The Buzz

Hummingbirds are already migrating, but don't pack away your feeders just yet

A ruby-throated hummingbird at a feeder.
(Photo courtesy of Chad Morsch)

Summer may still seem like it's in full swing as far as the weather is concerned, but some hummingbirds have already started their long migration south for the winter, resulting in changes in how often we see these beloved birds in our yards and at our feeders.

Ruby-throated hummingbirds migrate to and from their summer breeding grounds in waves, said Bob Bryerton, a program coordinator for the Forest Preserve District. The migration period for their trip south to their wintering grounds begins in late July or early August.

"They leave little by little," he said, adding that they arrive here each spring in the same manner. "They trickle in and trickle out."

In the fall, mature male hummingbirds are the first to leave. They aren't involved in raising their offspring, so they leave before the females and young birds, Bryerton said. The hummingbirds typically continue to depart on their migration through early October.

Leaving in waves might be a protective strategy for the birds, Bryerton said. If they left all at once in large masses, their population could suffer mightily if they were to encounter severe weather or other disturbances on their journey.  

Their migratory pattern also contributes to why we sometimes see fluctuations in hummingbirds' presence at feeders. At this time of year, the birds that summered here are preparing for their migration, including eating more to bulk up for their long journey, Bryerton said. Around this time, we can also see periodic influxes of hummingbirds that summered further north. These birds have already begun their trip south and stop over for rest and to fuel up.

Unlike other birds that we see soaring high overhead in their migrations, hummingbirds migrate at lower elevations.

"They usually fly at the treetops," Bryerton said. "They have their eyes opened for any patch of flowers, kind of like us stopping at a gas station to fuel up."

He said the population of ruby-throated hummingbirds typically drops off notably as a result of their migration by the end of September. Because they are looking for reliable and consistent food sources, keeping your feeders full and in good condition is important at this time of year.

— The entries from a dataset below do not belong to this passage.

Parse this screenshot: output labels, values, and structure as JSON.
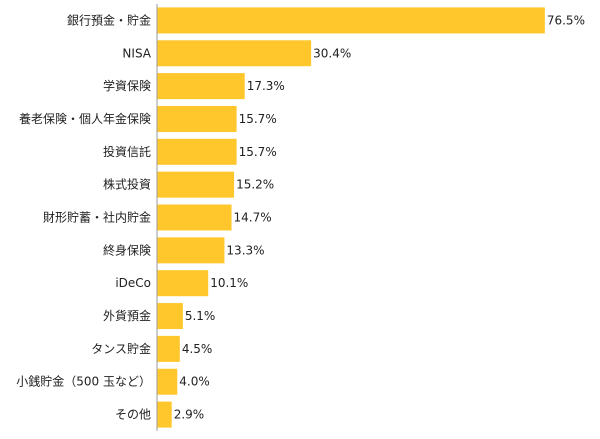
{
  "chart_data": {
    "type": "bar",
    "orientation": "horizontal",
    "categories": [
      "銀行預金・貯金",
      "NISA",
      "学資保険",
      "養老保険・個人年金保険",
      "投資信託",
      "株式投資",
      "財形貯蓄・社内貯金",
      "終身保険",
      "iDeCo",
      "外貨預金",
      "タンス貯金",
      "小銭貯金（500 玉など）",
      "その他"
    ],
    "values": [
      76.5,
      30.4,
      17.3,
      15.7,
      15.7,
      15.2,
      14.7,
      13.3,
      10.1,
      5.1,
      4.5,
      4.0,
      2.9
    ],
    "value_labels": [
      "76.5%",
      "30.4%",
      "17.3%",
      "15.7%",
      "15.7%",
      "15.2%",
      "14.7%",
      "13.3%",
      "10.1%",
      "5.1%",
      "4.5%",
      "4.0%",
      "2.9%"
    ],
    "xlim": [
      0,
      100
    ],
    "bar_color": "#ffc72c",
    "axis_color": "#9a9a9a",
    "grid": false,
    "legend": "none"
  }
}
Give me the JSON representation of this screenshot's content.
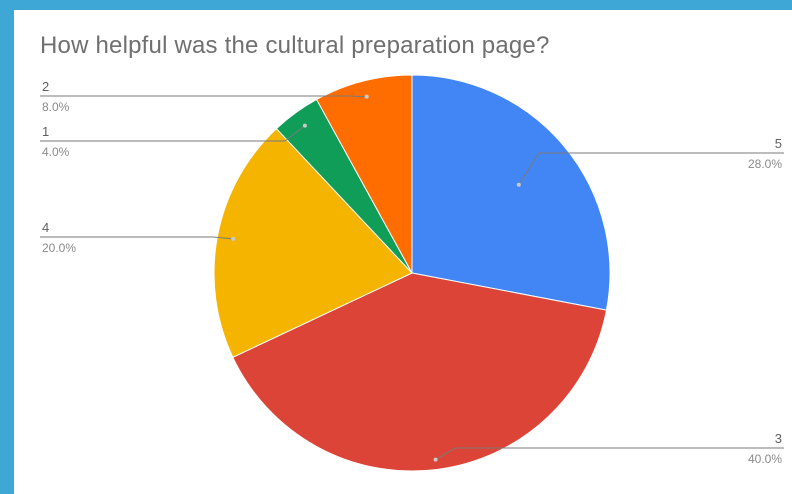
{
  "chart_data": {
    "type": "pie",
    "title": "How helpful was the cultural preparation page?",
    "categories": [
      "5",
      "3",
      "4",
      "1",
      "2"
    ],
    "values": [
      28.0,
      40.0,
      20.0,
      4.0,
      8.0
    ],
    "percent_labels": [
      "28.0%",
      "40.0%",
      "20.0%",
      "4.0%",
      "8.0%"
    ],
    "colors": [
      "#4285f4",
      "#db4437",
      "#f4b400",
      "#0f9d58",
      "#ff6d00"
    ],
    "start_angle": "12 o'clock",
    "direction": "clockwise",
    "legend": "none",
    "labels": "outside with leader lines"
  }
}
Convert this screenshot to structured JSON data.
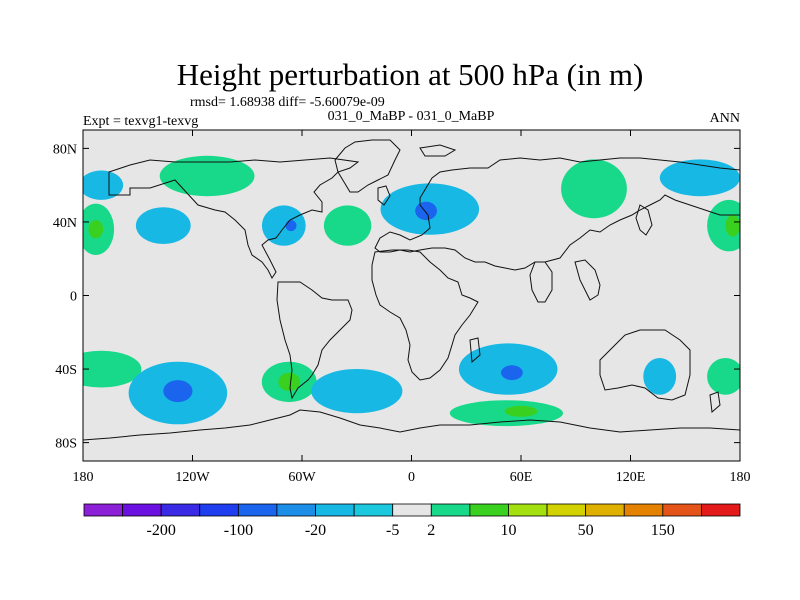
{
  "chart_data": {
    "type": "heatmap",
    "title": "Height perturbation at 500 hPa (in m)",
    "stats": "rmsd= 1.68938 diff= -5.60079e-09",
    "left_label": "Expt = texvg1-texvg",
    "center_label": "031_0_MaBP - 031_0_MaBP",
    "right_label": "ANN",
    "x_range": [
      -180,
      180
    ],
    "y_range": [
      -90,
      90
    ],
    "x_ticks": [
      {
        "value": -180,
        "label": "180"
      },
      {
        "value": -120,
        "label": "120W"
      },
      {
        "value": -60,
        "label": "60W"
      },
      {
        "value": 0,
        "label": "0"
      },
      {
        "value": 60,
        "label": "60E"
      },
      {
        "value": 120,
        "label": "120E"
      },
      {
        "value": 180,
        "label": "180"
      }
    ],
    "y_ticks": [
      {
        "value": 80,
        "label": "80N"
      },
      {
        "value": 40,
        "label": "40N"
      },
      {
        "value": 0,
        "label": "0"
      },
      {
        "value": -40,
        "label": "40S"
      },
      {
        "value": -80,
        "label": "80S"
      }
    ],
    "background_color": "#e6e6e6",
    "colorbar": {
      "colors": [
        "#8c20d6",
        "#6a10e0",
        "#3a2ae6",
        "#1e3ef0",
        "#1a64ee",
        "#1c8ee8",
        "#18b8e4",
        "#1cc8de",
        "#e6e6e6",
        "#18d98a",
        "#3ad020",
        "#a4e010",
        "#d2d200",
        "#e0b000",
        "#e48200",
        "#e45418",
        "#e21a1a"
      ],
      "labels": [
        "-200",
        "-100",
        "-20",
        "-5",
        "2",
        "10",
        "50",
        "150"
      ],
      "label_after_box": [
        1,
        3,
        5,
        7,
        8,
        10,
        12,
        14
      ]
    },
    "anomalies": [
      {
        "lon": -170,
        "lat": 60,
        "rlon": 12,
        "rlat": 8,
        "value": -5
      },
      {
        "lon": -173,
        "lat": 36,
        "rlon": 10,
        "rlat": 14,
        "value": 5
      },
      {
        "lon": -173,
        "lat": 36,
        "rlon": 4,
        "rlat": 5,
        "value": 10
      },
      {
        "lon": -112,
        "lat": 65,
        "rlon": 26,
        "rlat": 11,
        "value": 5
      },
      {
        "lon": -136,
        "lat": 38,
        "rlon": 15,
        "rlat": 10,
        "value": -5
      },
      {
        "lon": -70,
        "lat": 38,
        "rlon": 12,
        "rlat": 11,
        "value": -5
      },
      {
        "lon": -66,
        "lat": 38,
        "rlon": 3,
        "rlat": 3,
        "value": -20
      },
      {
        "lon": -35,
        "lat": 38,
        "rlon": 13,
        "rlat": 11,
        "value": 5
      },
      {
        "lon": 10,
        "lat": 47,
        "rlon": 27,
        "rlat": 14,
        "value": -5
      },
      {
        "lon": 8,
        "lat": 46,
        "rlon": 6,
        "rlat": 5,
        "value": -20
      },
      {
        "lon": 100,
        "lat": 58,
        "rlon": 18,
        "rlat": 16,
        "value": 5
      },
      {
        "lon": 158,
        "lat": 64,
        "rlon": 22,
        "rlat": 10,
        "value": -5
      },
      {
        "lon": 174,
        "lat": 38,
        "rlon": 12,
        "rlat": 14,
        "value": 5
      },
      {
        "lon": 176,
        "lat": 38,
        "rlon": 4,
        "rlat": 6,
        "value": 10
      },
      {
        "lon": -170,
        "lat": -40,
        "rlon": 22,
        "rlat": 10,
        "value": 5
      },
      {
        "lon": -128,
        "lat": -53,
        "rlon": 27,
        "rlat": 17,
        "value": -5
      },
      {
        "lon": -128,
        "lat": -52,
        "rlon": 8,
        "rlat": 6,
        "value": -20
      },
      {
        "lon": -67,
        "lat": -47,
        "rlon": 15,
        "rlat": 11,
        "value": 5
      },
      {
        "lon": -67,
        "lat": -47,
        "rlon": 6,
        "rlat": 5,
        "value": 10
      },
      {
        "lon": -30,
        "lat": -52,
        "rlon": 25,
        "rlat": 12,
        "value": -5
      },
      {
        "lon": 53,
        "lat": -40,
        "rlon": 27,
        "rlat": 14,
        "value": -5
      },
      {
        "lon": 55,
        "lat": -42,
        "rlon": 6,
        "rlat": 4,
        "value": -20
      },
      {
        "lon": 52,
        "lat": -64,
        "rlon": 31,
        "rlat": 7,
        "value": 5
      },
      {
        "lon": 60,
        "lat": -63,
        "rlon": 9,
        "rlat": 3,
        "value": 10
      },
      {
        "lon": 136,
        "lat": -44,
        "rlon": 9,
        "rlat": 10,
        "value": -5
      },
      {
        "lon": 172,
        "lat": -44,
        "rlon": 10,
        "rlat": 10,
        "value": 5
      }
    ]
  }
}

The gold standard formula for making your own hummingbird nectar is mixing 1 part sugar with 4 parts water, for example, a 1/4 cup of sugar and 1 cup of water. Adding red food coloring will not help attract the birds and may do more harm than good, according to the Cornell Lab of Ornithology.

Change out the sugar water every few days, and clean feeders regularly as well. Regular and thorough cleanings are important especially when it's hot because mold can quickly develop in the feeders. Bryerton recommends cleaning your feeders every two to three days.

If you don't have a lot of birds visiting your feeders, don't fill them up all the way. Make just enough to feed the hummingbirds that visit your yard between cleanings, Bryerton advised.

Many people believe that leaving hummingbird feeders up past the time their migration begins will cause these beloved birds to stick around longer than they should, but this simply isn't so, Bryerton said. Many factors contribute to the timing of their migrations, including changes in daylight and temperature. Leaving your feeders up well into fall won't cause hummingbirds to go against their natural instinct to begin their migration.

Bryerton said Forest Preserve District staff leave hummingbird feeders up at Plum Creek Nature Center until the end of October. That's a few weeks later than they typically see the birds at the feeders, but leaving them up for a few extra weeks ensures any stragglers migrating through the area have a good food supply.